L’intersyndicale (CGT, FO, FSU, Solidaires, Unef, Fidl, UNL) a appelé mercredi27 avril à manifester une nouvelle fois contre la loi Travail. A Paris, le cortège partira de Denfert-Rochereau à 14 heures et se dirigera vers la place de la place de la Nation.

Mot d’ordre : le retrait pur et simple d’une réforme perçue comme trop favorable aux employeurs et facteur de précarité pour les salariés, notamment les jeunes.

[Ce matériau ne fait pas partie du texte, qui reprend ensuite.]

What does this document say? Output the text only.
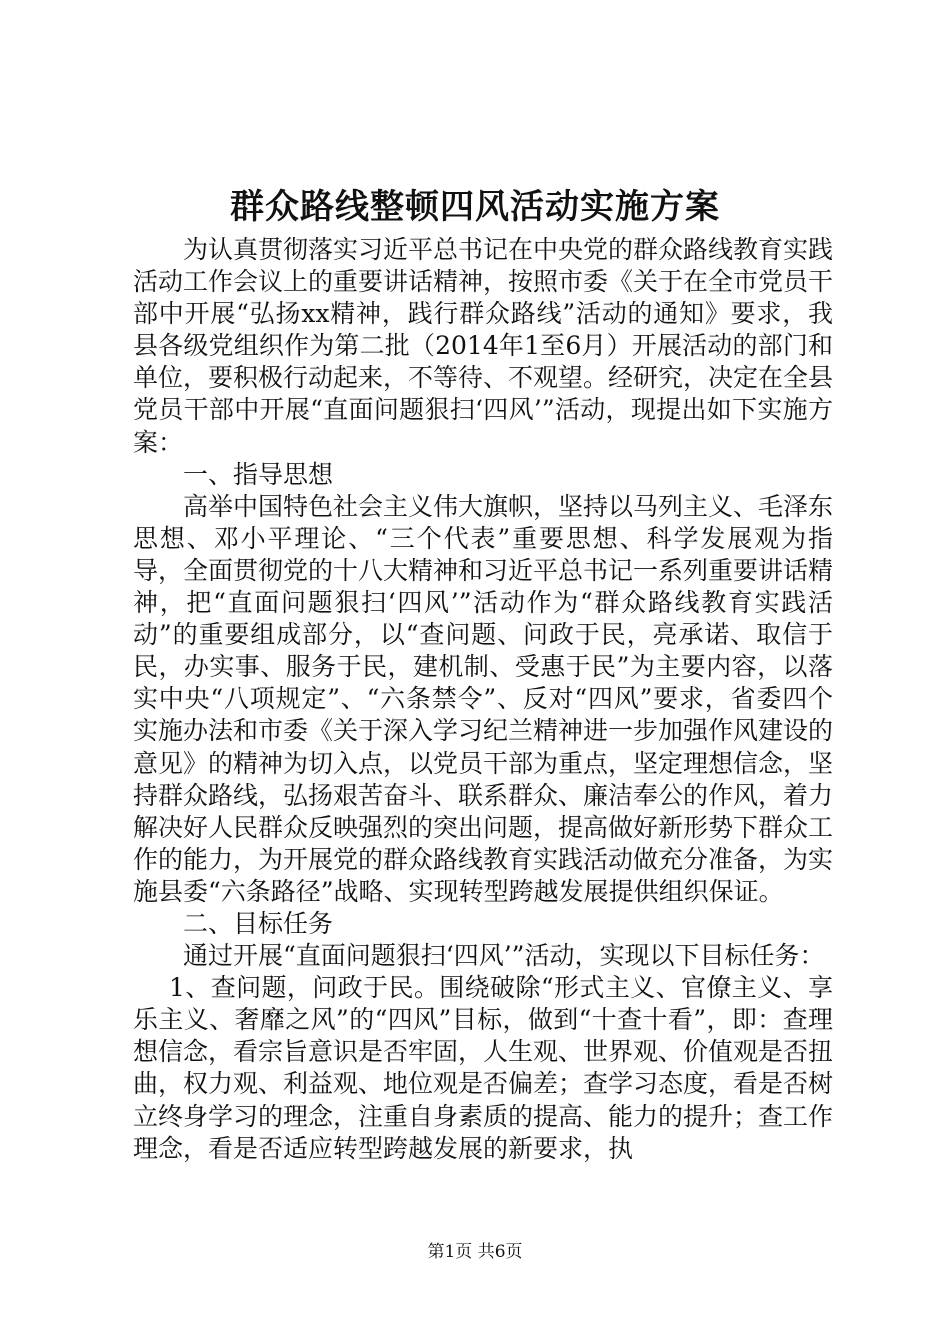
群众路线整顿四风活动实施方案

为认真贯彻落实习近平总书记在中央党的群众路线教育实践活动工作会议上的重要讲话精神，按照市委《关于在全市党员干部中开展“弘扬xx精神，践行群众路线”活动的通知》要求，我县各级党组织作为第二批（2014年1至6月）开展活动的部门和单位，要积极行动起来，不等待、不观望。经研究，决定在全县党员干部中开展“直面问题狠扫‘四风’”活动，现提出如下实施方案：

一、指导思想

高举中国特色社会主义伟大旗帜，坚持以马列主义、毛泽东思想、邓小平理论、“三个代表”重要思想、科学发展观为指导，全面贯彻党的十八大精神和习近平总书记一系列重要讲话精神，把“直面问题狠扫‘四风’”活动作为“群众路线教育实践活动”的重要组成部分，以“查问题、问政于民，亮承诺、取信于民，办实事、服务于民，建机制、受惠于民”为主要内容，以落实中央“八项规定”、“六条禁令”、反对“四风”要求，省委四个实施办法和市委《关于深入学习纪兰精神进一步加强作风建设的意见》的精神为切入点，以党员干部为重点，坚定理想信念，坚持群众路线，弘扬艰苦奋斗、联系群众、廉洁奉公的作风，着力解决好人民群众反映强烈的突出问题，提高做好新形势下群众工作的能力，为开展党的群众路线教育实践活动做充分准备，为实施县委“六条路径”战略、实现转型跨越发展提供组织保证。

二、目标任务

通过开展“直面问题狠扫‘四风’”活动，实现以下目标任务：

1、查问题，问政于民。围绕破除“形式主义、官僚主义、享乐主义、奢靡之风”的“四风”目标，做到“十查十看”，即：查理想信念，看宗旨意识是否牢固，人生观、世界观、价值观是否扭曲，权力观、利益观、地位观是否偏差；查学习态度，看是否树立终身学习的理念，注重自身素质的提高、能力的提升；查工作理念，看是否适应转型跨越发展的新要求，执

第1页 共6页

Si le texte de Myriam El Khomri n’est pas rejeté, ses opposants ont déjà prévu une nouvelle journée de grève le 3 mai prochain.

Ce texte vise à donner plus de souplesse aux entreprises, notamment en matière d’aménagement du temps de travail, et à clarifier les règles de licenciement économique. Il a déjà subi des modifications. Le gouvernement a notamment reculé sur le plafond des indemnités prud’homales. Mais pour les syndicats il reste une “ligne rouge” : “l’inversion de la hiérarchie des normes” permettant à un accord d’entreprise de primer sur un accord de branche même s’il est moins favorable.

Vers une alliance entre Nuit Debout et les syndicats?

La contestation a commencé le 9 mars. Elle a repris le 31 mars, où les défilés avaient réuni 390 000 personnes en France selon les autorités, 1,2 million selon les organisateurs. Le mouvement Nuit debout continue d’occuper la place de la République à Paris et pourrait se joindre aux défilés ce jeudi. Des représentants du mouvement, qui souhaite éviter toute récupération politique, ont rencontré ce matin les syndicats. Une nouvelle rencontre est prévue ce soir, en prévision — peut-être- d’une alliance le 1er mai.

Les intermittents qui négocient l’avenir de leur régime d’indemnisation chômage, font désormais partie des mécontents. Présents depuis lundi au théâtre de l’Odéon à Paris, ils ont étendu leur mouvement d’occupation des salles à Strasbourg, Montpellier, Lille, Bordeaux et Caen.

Des arrêts de travail sont aussi prévus dans les transports mais ils devraient être assez limités : seul l’aéroport d’Orly a annoncé que 20% des vols seraient annulés.